Тогда пришлось пойти на хитрость — инструмент выключили, а Алеше
объяснили, что орган устал. Алешка очень обиделся, сказал, что больше сюда не
придет, потому что орган «глубиян».
Музыканту тогда только-только исполнилось четыре года. Сегодня
ему почти семь. Сегодня о Панове можно сказать: «Алеша — великолепный музыкант».
Феномен Алеши Панова заинтересовал многих ученых-психологов, педагогов,
музыковедов. Наш корреспондент А. Покровский беседует с доктором
философских наук Э.В. ИЛЬЕНКОВЫМ.
– Эвальд Васильевич, Вы давно (учитывая, конечно возраст музыканта)
знакомы с Алешей Пановым. Много раз слышали, как он играет на фортепиано сложнейшие
музыкальные произведения — и Бетховена, и Рахманинова... Это, несомненно, необычнейший,
редчайший случай.
– Да, знаю Алешку и его семью вот уже около трех лет и много о
нем думал. Действительно, первое знакомство и на меня произвело впечатление чуда.
Представьте себе малыша, который, прослушав раз (иногда два, если произведение
очень уж сложное), уверенно воспроизводит на рояле любое музыкальное сочинение.
Джазовое ли, симфоническое, фортепианное, хоровое... В четыре года он умел делать
то, что получается не у всякого профессионала...
Однажды с отцом он был у меня в гостях. Я поставил на проигрыватель
пластинку с записью «Валькирии» Вагнера. Алешка внимательно слушал. Примерно
через полгода я, скорее забавы ради, попросил малыша сыграть то, что он когда-то
слышал. Сыграл — представьте — и сцену «Прощание Вотана», и «Заклинание огня»...

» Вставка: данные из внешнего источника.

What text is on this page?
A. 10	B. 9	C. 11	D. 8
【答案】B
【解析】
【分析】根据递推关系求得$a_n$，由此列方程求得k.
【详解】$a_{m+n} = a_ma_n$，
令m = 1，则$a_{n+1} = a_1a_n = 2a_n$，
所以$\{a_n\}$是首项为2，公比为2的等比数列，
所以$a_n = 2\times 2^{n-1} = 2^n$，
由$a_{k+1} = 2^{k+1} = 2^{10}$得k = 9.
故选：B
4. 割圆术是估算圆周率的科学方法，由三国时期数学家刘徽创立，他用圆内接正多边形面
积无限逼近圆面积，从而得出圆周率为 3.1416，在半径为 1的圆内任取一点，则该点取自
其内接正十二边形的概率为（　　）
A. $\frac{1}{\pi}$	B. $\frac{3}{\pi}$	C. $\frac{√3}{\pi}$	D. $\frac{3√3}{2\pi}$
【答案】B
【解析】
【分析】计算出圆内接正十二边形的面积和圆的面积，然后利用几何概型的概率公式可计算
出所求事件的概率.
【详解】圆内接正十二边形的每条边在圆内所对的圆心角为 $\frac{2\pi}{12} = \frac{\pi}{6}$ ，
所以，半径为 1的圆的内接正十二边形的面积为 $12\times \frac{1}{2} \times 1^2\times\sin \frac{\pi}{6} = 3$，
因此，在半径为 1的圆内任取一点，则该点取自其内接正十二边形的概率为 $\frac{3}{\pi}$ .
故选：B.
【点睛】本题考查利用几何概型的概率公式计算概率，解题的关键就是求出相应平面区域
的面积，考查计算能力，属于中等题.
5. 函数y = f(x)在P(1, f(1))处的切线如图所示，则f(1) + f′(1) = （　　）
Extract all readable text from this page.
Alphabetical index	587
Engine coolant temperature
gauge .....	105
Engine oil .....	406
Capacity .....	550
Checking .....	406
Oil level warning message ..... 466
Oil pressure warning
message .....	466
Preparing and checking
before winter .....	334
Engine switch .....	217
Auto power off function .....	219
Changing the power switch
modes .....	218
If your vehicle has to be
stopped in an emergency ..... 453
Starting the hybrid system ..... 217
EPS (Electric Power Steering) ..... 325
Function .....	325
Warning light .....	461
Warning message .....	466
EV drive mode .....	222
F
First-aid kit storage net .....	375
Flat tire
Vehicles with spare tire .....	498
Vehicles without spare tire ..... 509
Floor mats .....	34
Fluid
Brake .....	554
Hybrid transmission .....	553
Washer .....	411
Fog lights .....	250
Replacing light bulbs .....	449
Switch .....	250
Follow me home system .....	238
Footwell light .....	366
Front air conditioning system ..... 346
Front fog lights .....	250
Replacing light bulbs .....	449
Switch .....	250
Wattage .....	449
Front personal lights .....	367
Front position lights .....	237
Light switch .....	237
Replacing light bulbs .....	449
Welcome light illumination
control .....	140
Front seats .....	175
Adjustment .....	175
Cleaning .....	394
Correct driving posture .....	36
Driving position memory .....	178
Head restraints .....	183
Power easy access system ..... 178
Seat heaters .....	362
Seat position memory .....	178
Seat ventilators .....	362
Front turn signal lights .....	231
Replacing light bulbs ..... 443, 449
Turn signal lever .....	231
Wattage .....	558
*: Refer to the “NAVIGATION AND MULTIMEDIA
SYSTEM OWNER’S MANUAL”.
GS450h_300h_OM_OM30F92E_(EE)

Конечно, он своими ручонками не мог воспроизвести все детали чудовищно сложного
сочинения (это под силу только огромному вагнеровскому оркестру). Но все основные
мелодические линии он воспроизвел совершенно точно, выделив главное, а там, где
хватало пальцев, даже детали... И впечатление сложилось такое, что это не составляет
для него никакого труда. Играя, он успевает и поправить очки на носу, и оглянуться
– слушают его или нет. Забавно было глядеть, как он перебегал от одного конца
клавиатуры к другой: ручки-то коротки, и он не мог, сидя на стуле, дотянуться
до краев клавиатуры.
Где-то он помогал себе ударом локтя, где-то хлопнул ладонью. Словом,
технику он на ходу придумывает сам! Поневоле всплывают в памяти имена Моцарта,
Рахманинова.
– Итак, чудо, феномен. Но Вы-то, насколько я знаю, в чудеса
не верите?
– Не верю. Профессия не разрешает. Случай действительно редкий,
уникальный, необъяснимый с точки зрения привычных представлений о природе таланта
(не только музыкального)...
Вас никогда не удивлял тот факт, что практически каждый ребенок
Алешкиного возраста владеет родным языком (будь то русский, немецкий или японский)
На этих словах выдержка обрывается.